Book review: Russia’s postcolonial identity: a subaltern empire in a eurocentric world
Viatcheslav Morozov. Russia’s postcolonial identity: a subaltern empire in a eurocentric world (London: Palgrave Macmillan, 2015). 218 pp. ISBN: 9781137409300. US$90 (Hardcover).
In Thomas Mann’s novel Der Zauberberg (The Magic Mountain), which is a panorama of pre-First World War European civilization, there are a number of Russian characters. They sit at two separate tables: the Good Russian table and the Bad Russian table. Our thinking, notes Geoffrey Hosking, a leading British scholar on the Soviet Union, has not advanced much since then. At one table, we seat Tolstoy, Tchaikovsky, Repin, and Shakharov, at the other, most Tsars, Stalin and, most prominently today, Putin.
Indeed, many commentators bemoan the West’s supposed incapacity to ‘understand’ Russia and adopt a pragmatic policy vis-à-vis the most complex geopolitical challenge Europe has faced over the past decades. One may not have to agree with Putin’s positions, Jörg Baberowski, a professor at Berlin’s Humboldt University writes in a recent op-ed (‘The West doesn’t get it’), yet dismissing them as purely irrational is unproductive and dangerous.

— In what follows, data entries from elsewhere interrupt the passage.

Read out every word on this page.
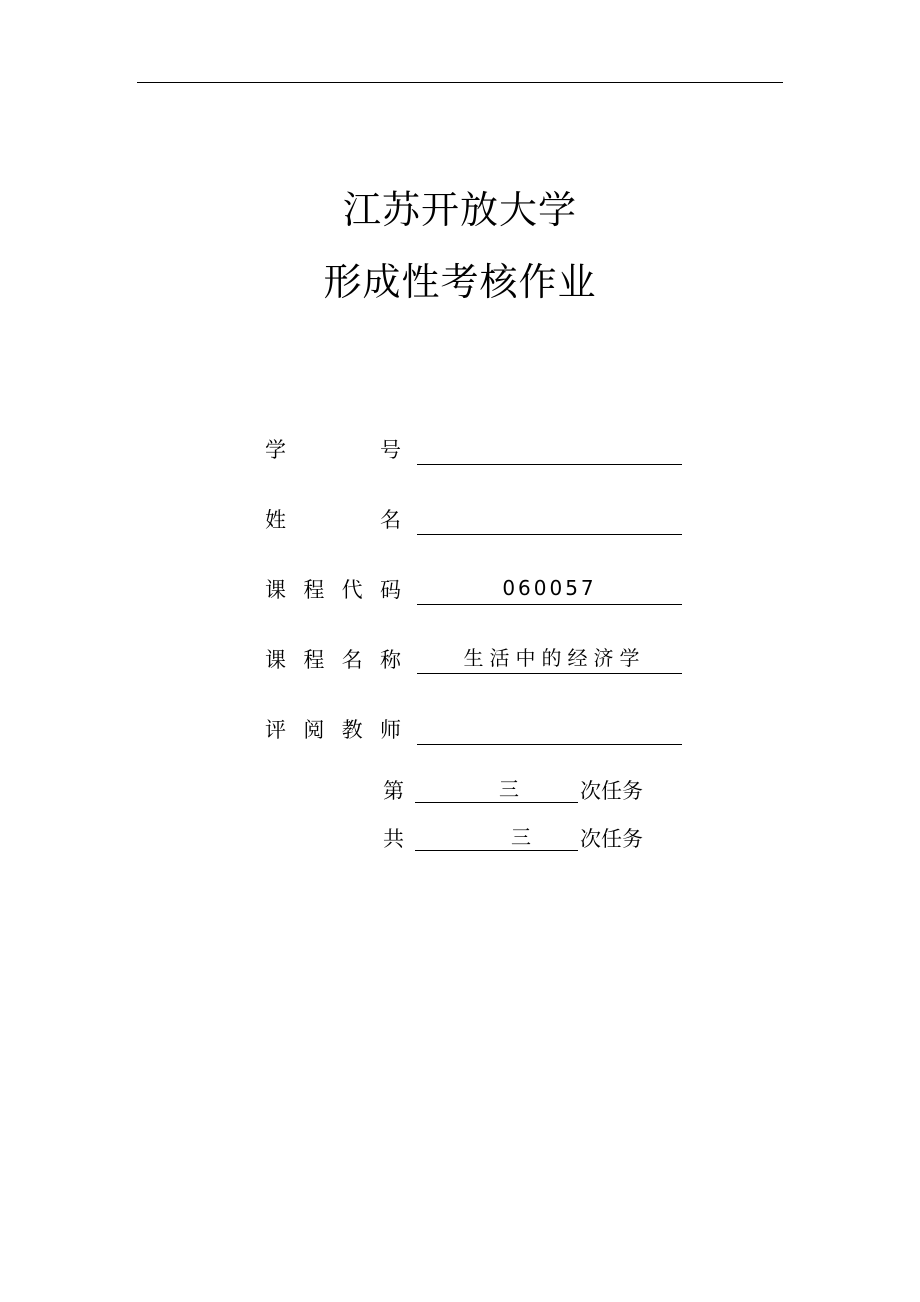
江苏开放大学
形成性考核作业
学	号
姓	名
课 程 代 码	060057
课 程 名 称	生活中的经济学
评 阅 教 师
第	三	次任务
共	三 次任务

In the United States, only three out of the eight Ivy League universities have appointed a tenured professor in Russian politics since the collapse of the Soviet Union, and none of them has appointed a Russia expert in economics or sociology. The situation is similar in Germany. While there are 43 professors of Russian or East European history, there are only three professors of Russian politics, and one each in economics and sociology. Academics in developing countries such as Brazil or South Africa are generally even less knowledgeable about contemporary Russia.
In this context, Viatcheslav Morozov has written an important and thought-provoking book about Russia’s place in the world. Russia, he writes, must be viewed as a subaltern empire, and the focus should lie not on its imperial characteristic, but its subaltern nature, and as an object of external colonization that was integrated into the capitalist world-system on unequal terms.1
This argument is unusual, of course, because Russia has never been colonized: Morozov disagrees, arguing that Russia
has been colonized while remaining a sovereign state. The other, more precise way of putting this is that the Russian state has been and remains an instrument of colonization: it colonized the country on behalf of the global capitalist core while itself being integrated into European international society. (p. 32)
Russia’s world view, furthermore, is eurocentric: strongly dependent on the West in both economic and normative terms, Moscow justifies its foreign policy conduct by accusing the West of neocolonialism while pointing out the injustices inherent in the current international order. At the same time, Putin continues to engage in imperial pursuits in its ‘near abroad’, explicitly relying on the Soviet legacy to secure and expand its ‘spheres of influence’. Contemporary Russian identity critically depends on its (post)imperial self-image as a great power, where greatness is still defined by referring to the Soviet past. The Kremlin’s rhetoric regarding the need to democratize the international system by promoting a multipolar world coexists with increasingly repressive domestic policies: each claim made in the name of the subaltern consolidates the oppressive authoritarian regime within Russia and thus reinforces its imperial order.